Dancer Katie Love
If you’re thinking that pink hair looks familiar, you may have been one of the millions of viewers who tuned in to watch Katie leap her way into the final of BBC talent show So You Think You Can Dance. For those of you who didn’t watch the show, this is no fluffy, Pineapple Studios-type glitterfest. The show demanded months of relentless training, a catalogue of different techniques and a weekly live performance. Exhausting to watch, even if, like me, you spent every episode lying horizontally across the sofa eating Twiglets.
Although she was pipped to the winner’s post by tap dancer Matt Flint, Katie’s creativity and style won her an army of fans and has catapulted her into the world of competitive contemporary dance. I caught up with her over a coffee in Borough Market, to hear her plans for life after that TV show.
Katie tells me she caught the dance bug young, starting classes at the age of two as a way of dealing with her shyness – ‘my parents thought it would be a good way to boost my confidence and get me talking to people.’ She went away to train at musical theatre and dance school Bird College at the age of 16, followed by a brief stint dancing on a cruise ship. ‘It wasn’t the best job’, she says diplomatically.
Faced with the prospect of trying to make herself heard about the noise in London’s notoriously tough creative industry, Katie admits to feeling a bit lost at this point in her career. She started teaching, something she enjoyed but wanted to move beyond. ‘I love teaching, but it’s very easy to get stuck there, especially if you start young. But it did give me the chance to start to choreograph a bit, and gave me access to studio space’.
The dream has always been to start her own company, and that chance came two years ago when Katie was awarded funding from the British Council to set up a Youth in Action project. ‘Over four months I had a big team of under-25s working with me, and we put together a music and contemporary dance show at Stratford Circus. That was my big moment, but of course in the end the funding ran out’.
She admits she was ‘having some downtime and waiting for the next big thing to come along’ when she decided to audition for So You Think You Can Dance. ‘It went a lot better than I thought it would’ she adds modestly. ‘I can’t believe I actually went through the process of it. I’m glad I did it.’
No reservations about putting yourself at the mercy of a TV crew and the great British public?
‘To be honest, my only reservation was that it would be a complete waste of time. Is it worth putting your life on hold?

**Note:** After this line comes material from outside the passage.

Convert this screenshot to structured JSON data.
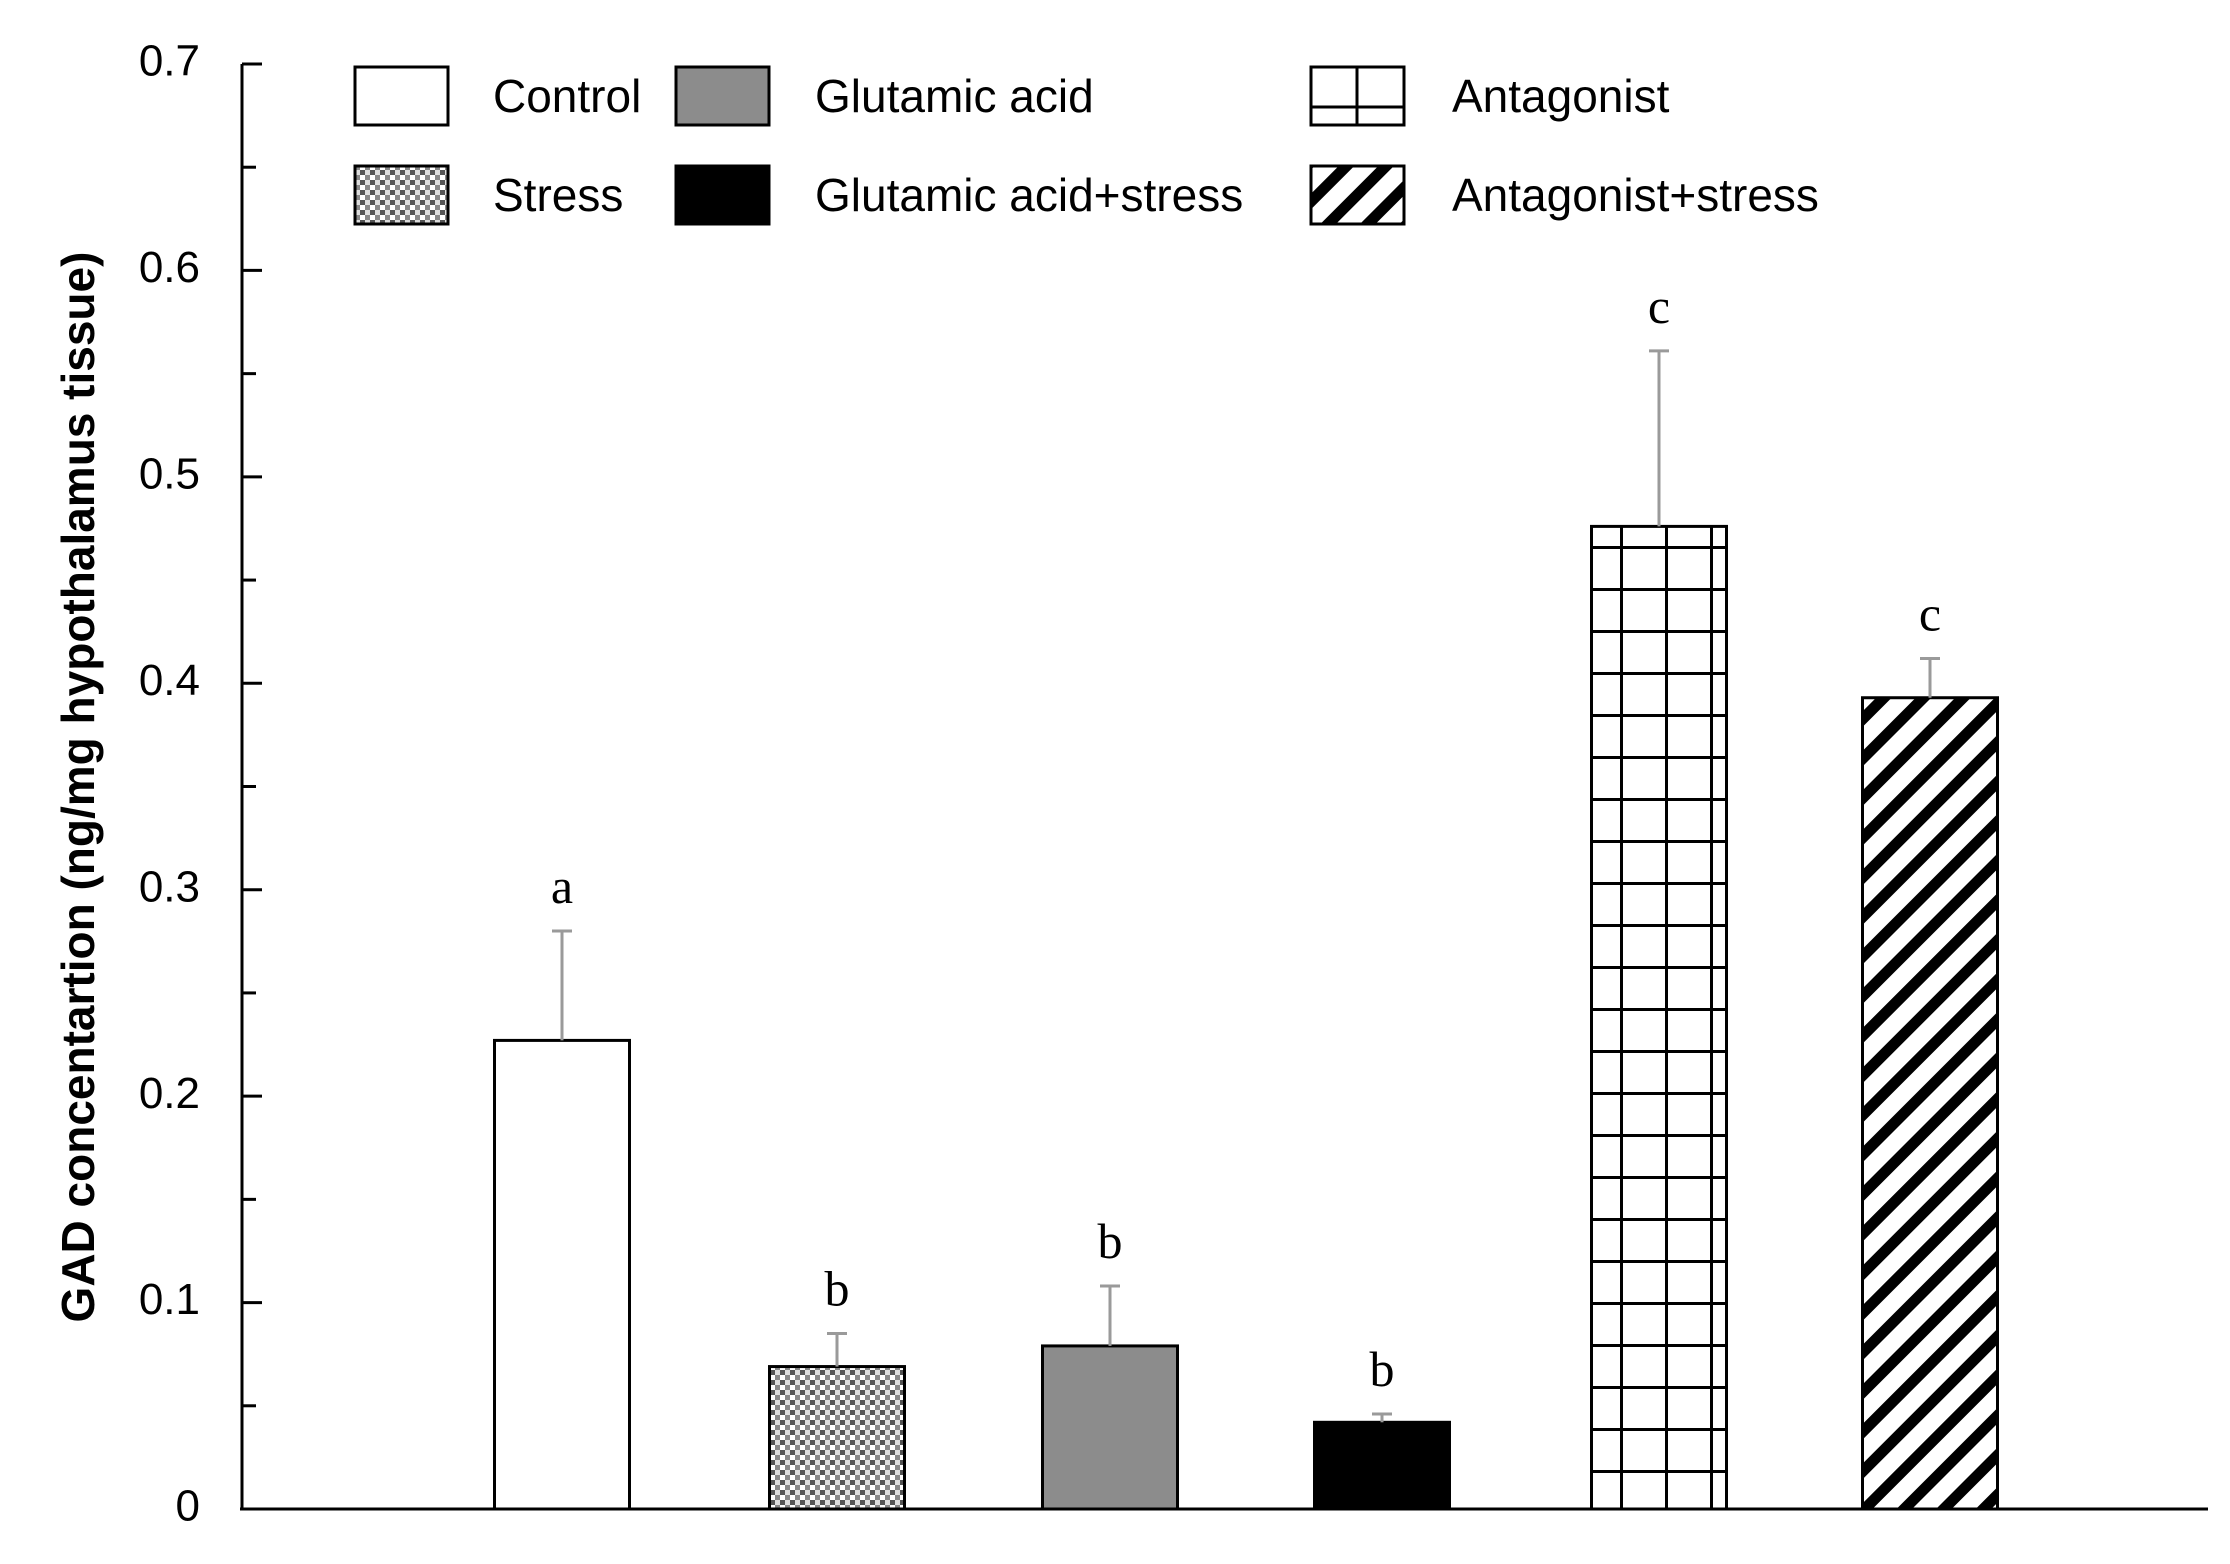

But I was always a big fan of the American show, and had been waiting for it to come to the UK.’
While many talent show contestants visibly crumble as the pressure takes its toll, Katie remained consistently upbeat, down to earth and seemed genuinely happy to be there.

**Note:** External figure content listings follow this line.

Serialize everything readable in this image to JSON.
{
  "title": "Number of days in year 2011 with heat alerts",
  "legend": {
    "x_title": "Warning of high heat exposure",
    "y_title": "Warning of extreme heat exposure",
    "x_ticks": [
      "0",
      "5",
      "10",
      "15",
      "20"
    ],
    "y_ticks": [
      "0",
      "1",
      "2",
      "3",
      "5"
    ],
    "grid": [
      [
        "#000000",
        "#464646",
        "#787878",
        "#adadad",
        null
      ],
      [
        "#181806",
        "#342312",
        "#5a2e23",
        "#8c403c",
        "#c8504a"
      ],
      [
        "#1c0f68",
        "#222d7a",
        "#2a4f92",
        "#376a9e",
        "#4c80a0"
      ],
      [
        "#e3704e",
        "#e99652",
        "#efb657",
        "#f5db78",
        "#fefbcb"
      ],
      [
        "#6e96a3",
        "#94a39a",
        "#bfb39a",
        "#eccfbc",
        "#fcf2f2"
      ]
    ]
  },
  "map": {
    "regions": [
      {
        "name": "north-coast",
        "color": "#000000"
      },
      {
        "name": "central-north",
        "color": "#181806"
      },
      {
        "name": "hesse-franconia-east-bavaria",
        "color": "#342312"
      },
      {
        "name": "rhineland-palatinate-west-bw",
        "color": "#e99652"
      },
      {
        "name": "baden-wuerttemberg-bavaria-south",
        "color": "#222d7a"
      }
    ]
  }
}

‘I think I thrived actually,’ she says. ‘I loved the whole thing. I really enjoyed being around the whole production of it – I think it made me even more determined to do my own thing. Meeting all these different people has been amazing.’
Chatting about plans for the future, we spend a happy ten minutes imagining that the grumpy man sitting with his back to us is actually Richard Branson, and that he’s going to turn round any moment and offer Katie a million pound investment in her next project.

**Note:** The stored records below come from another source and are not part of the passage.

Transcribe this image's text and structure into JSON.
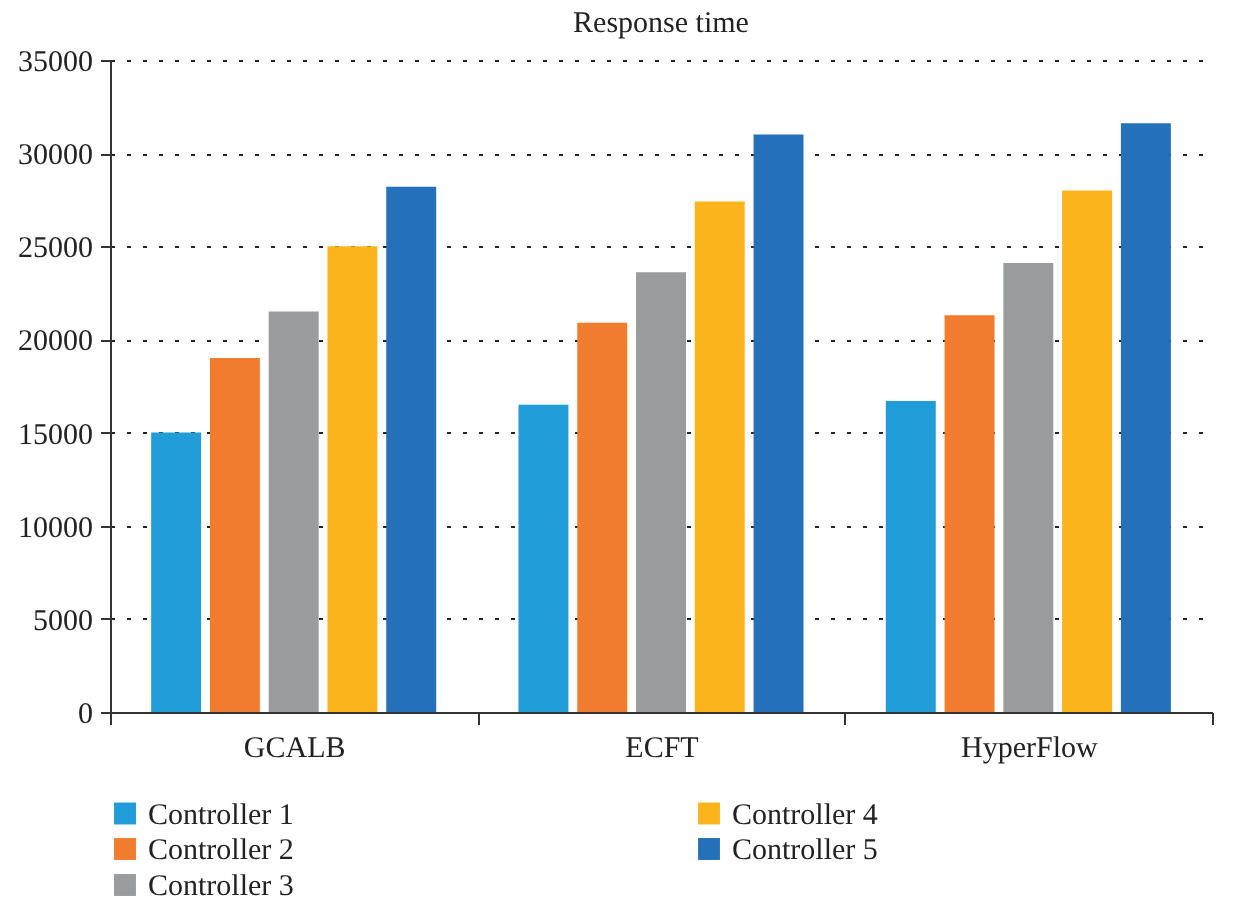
{
  "chart_data": {
    "type": "bar",
    "title": "Response time",
    "categories": [
      "GCALB",
      "ECFT",
      "HyperFlow"
    ],
    "series": [
      {
        "name": "Controller 1",
        "color": "#209cd8",
        "values": [
          15000,
          16500,
          16700
        ]
      },
      {
        "name": "Controller 2",
        "color": "#f27c2e",
        "values": [
          19000,
          20900,
          21300
        ]
      },
      {
        "name": "Controller 3",
        "color": "#999b9c",
        "values": [
          21500,
          23600,
          24100
        ]
      },
      {
        "name": "Controller 4",
        "color": "#fbb41c",
        "values": [
          25000,
          27400,
          28000
        ]
      },
      {
        "name": "Controller 5",
        "color": "#2471ba",
        "values": [
          28200,
          31000,
          31600
        ]
      }
    ],
    "ylim": [
      0,
      35000
    ],
    "yticks": [
      0,
      5000,
      10000,
      15000,
      20000,
      25000,
      30000,
      35000
    ],
    "grid": "y",
    "legend": "bottom"
  }
}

‘If I had that much money, I’d open my own theatre’ she says immediately. ‘It would be a quirky arts venue, a multifunctional space with an on-site training facility and an in-house company, across the spectrum of the arts.’ Would there be cake? I ask.
‘Of course there would be cake! There would be a whole restaurant. That’s my other passion actually, food. I’m a big cake fan, I love to bake’.
Cake-themed chat soon brings the conversation round to our current location. ‘I love Borough Market’ Katie sighs. ‘I could happily sit around here for the rest of my life and not get bored as long as I had some money in my pocket to buy some nice coffee.’
If you were tempted away from Borough Market, where would you go? ‘I love the South Bank, the National Theatre is amazing. I love the West End… I like walking the streets of London. It’s busy, it’s fast paced, but if you’re not in a hurry you can really enjoy it. That’s the biggest problem in a way – London is filled with so many hot-headed commuters who just miss the point because they jump on the Tube and don’t look around.’
Is it a good place to be as a dancer? I ask.
‘It is tough because it’s so expensive. If you’re an actor or a dancer, there are so many studios here but it costs so much to do a class. That’s why I want my own training facility, where it’s a little bit more open.’
Richard Branson, if you’re reading this – how about it?